|
dgc / software / mmimap
|
[This is the README file. You can get the whole package, or browse the source; this is a preliminary release for mailman-developers inspection.]
The Mail Archiver Problem:
I've been following some discussion on the Mailman dev list about web
archiving tools. Personally, I've never much liked any of the options.
Each archiver package has its own strengths and weaknesses (some more
than others) making it inconvenient for certain kinds of archival
searching or browsing. And getting them installed, keeping them current,
and making room for all the archival data (if you have a large server)
gets to be a bother for something that doesn't even really render mail
the way I want to read it.
Part of the problem, to me, is that I don't like to read archive mail on the web. I don't use a web browser to read my personal mail, and I can't stand any webmail application I've ever used. I *like* my mail reader. It knows mail, it presents mail in a way that I'm comfortable with, and it doesn't change for every server I interact with. For client/server access to personal mail, we use application-focused protocols to intelligently provide data to user tools that already know how to use that data. We don't try to wrench that information into an environment that doesn't already know the application or have much sense of how to deal with it.
The web is not really an e-mail application. Even if it dresses up as one from time to time, and although it works fine for some people, the web will never be a good e-mail application for everyone. People have different needs. People have their own preferred e-mail applications.
To make an HTML archiver faithfully represent an e-mail message, it needs not only to fully understand the mail itself, but it needs to know something reasonable to do with content of varying types — it needs to file messages and attachments smartly, make them downloadable, etc. If messages are PGP- or S/MIME- signed, the archiver should be able to validate the signature. And then you have user preferences: how does the individual browser want to see things displayed? Threads? By date or by topic? Focus on particular topics or posters? Everyone has preferences, and I haven't seen an HTML archiver yet that utterly fails to be usable for more than the most generic overviews and glances. On multiple occasions I've started writing my own out of frustration, but I always wind up facing the other side of that frustration: it's a lot of work to write a mail search and presentation program that respects its users individually.

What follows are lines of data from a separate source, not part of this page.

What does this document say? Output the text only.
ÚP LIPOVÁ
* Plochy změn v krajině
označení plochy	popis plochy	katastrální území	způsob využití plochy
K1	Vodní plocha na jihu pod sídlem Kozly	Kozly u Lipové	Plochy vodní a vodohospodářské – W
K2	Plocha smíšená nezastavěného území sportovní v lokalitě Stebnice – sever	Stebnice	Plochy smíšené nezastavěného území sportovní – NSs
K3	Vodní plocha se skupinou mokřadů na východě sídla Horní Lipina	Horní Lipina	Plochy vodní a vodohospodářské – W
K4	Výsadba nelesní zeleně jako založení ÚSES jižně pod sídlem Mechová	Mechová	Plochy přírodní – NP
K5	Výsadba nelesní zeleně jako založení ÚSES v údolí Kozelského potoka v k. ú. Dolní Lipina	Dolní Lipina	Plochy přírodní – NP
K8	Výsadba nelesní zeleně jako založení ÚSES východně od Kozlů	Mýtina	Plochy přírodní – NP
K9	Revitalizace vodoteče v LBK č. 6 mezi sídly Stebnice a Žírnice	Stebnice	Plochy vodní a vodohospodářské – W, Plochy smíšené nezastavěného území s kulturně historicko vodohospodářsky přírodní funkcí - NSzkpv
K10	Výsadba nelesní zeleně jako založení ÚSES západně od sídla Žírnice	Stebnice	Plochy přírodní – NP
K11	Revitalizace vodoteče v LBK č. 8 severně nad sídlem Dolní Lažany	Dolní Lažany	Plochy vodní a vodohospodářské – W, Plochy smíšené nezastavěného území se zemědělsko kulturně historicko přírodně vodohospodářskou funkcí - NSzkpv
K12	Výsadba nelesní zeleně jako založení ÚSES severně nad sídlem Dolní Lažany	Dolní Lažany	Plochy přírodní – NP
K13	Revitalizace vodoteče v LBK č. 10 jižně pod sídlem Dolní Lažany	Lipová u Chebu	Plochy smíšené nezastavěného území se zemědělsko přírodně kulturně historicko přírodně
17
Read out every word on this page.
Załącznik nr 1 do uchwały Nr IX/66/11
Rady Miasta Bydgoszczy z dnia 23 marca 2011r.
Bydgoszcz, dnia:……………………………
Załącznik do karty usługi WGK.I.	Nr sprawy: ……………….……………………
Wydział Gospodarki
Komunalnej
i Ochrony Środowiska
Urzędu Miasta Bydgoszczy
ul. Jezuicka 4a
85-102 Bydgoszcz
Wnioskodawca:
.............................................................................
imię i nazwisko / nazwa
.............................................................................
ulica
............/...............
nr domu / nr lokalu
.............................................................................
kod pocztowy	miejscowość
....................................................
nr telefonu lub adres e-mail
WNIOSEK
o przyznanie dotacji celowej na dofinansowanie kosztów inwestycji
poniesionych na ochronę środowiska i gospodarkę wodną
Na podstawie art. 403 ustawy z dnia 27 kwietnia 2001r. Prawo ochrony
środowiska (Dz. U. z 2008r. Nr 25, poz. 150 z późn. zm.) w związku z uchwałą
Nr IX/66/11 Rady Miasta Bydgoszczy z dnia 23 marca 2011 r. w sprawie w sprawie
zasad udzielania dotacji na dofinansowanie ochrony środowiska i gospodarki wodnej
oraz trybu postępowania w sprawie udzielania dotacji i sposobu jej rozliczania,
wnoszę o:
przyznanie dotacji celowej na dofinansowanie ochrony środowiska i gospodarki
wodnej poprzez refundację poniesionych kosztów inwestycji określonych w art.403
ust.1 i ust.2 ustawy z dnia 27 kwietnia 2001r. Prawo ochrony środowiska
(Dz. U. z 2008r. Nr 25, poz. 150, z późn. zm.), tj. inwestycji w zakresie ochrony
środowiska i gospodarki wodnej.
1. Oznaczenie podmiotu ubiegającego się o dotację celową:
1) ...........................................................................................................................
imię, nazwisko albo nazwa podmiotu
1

Then there's the difficulty of pairing together list servers and HTML archivers. How hard should it be to hook together application X with application Y, cross-platform, without dozens of external dependencies, when there's no protocol specifying the linkage?
One approach to this problem would be a CGI that parses an rfc822 message and displays it to a web user, on the fly. No static storage. User account, preferences, the whole caboodle. That seems reasonable at first. It might even work for multiple mailing list applications. But then you'd be implementing most of the functionality of a local mail reader in CGI, and suddenly this seems strikingly redundant. How many times have people tried to do that? How many times have they done well?
People already meet these needs in e-mail applications, using protocols that work very well for e-mail. Why reduplicate that effort to provide mail over HTTP?
The best approach to archives is to treat the canonical source of the archival data — i.e., in our case, the mbox files EMDASH as source data to something that actually knows diddly about mail: IMAP. All the things that HTML archivers lack has already been done a thousand times for mail clients, and users have a variety to choose from. All you need is to connect the archive to the user via IMAP instead of the web.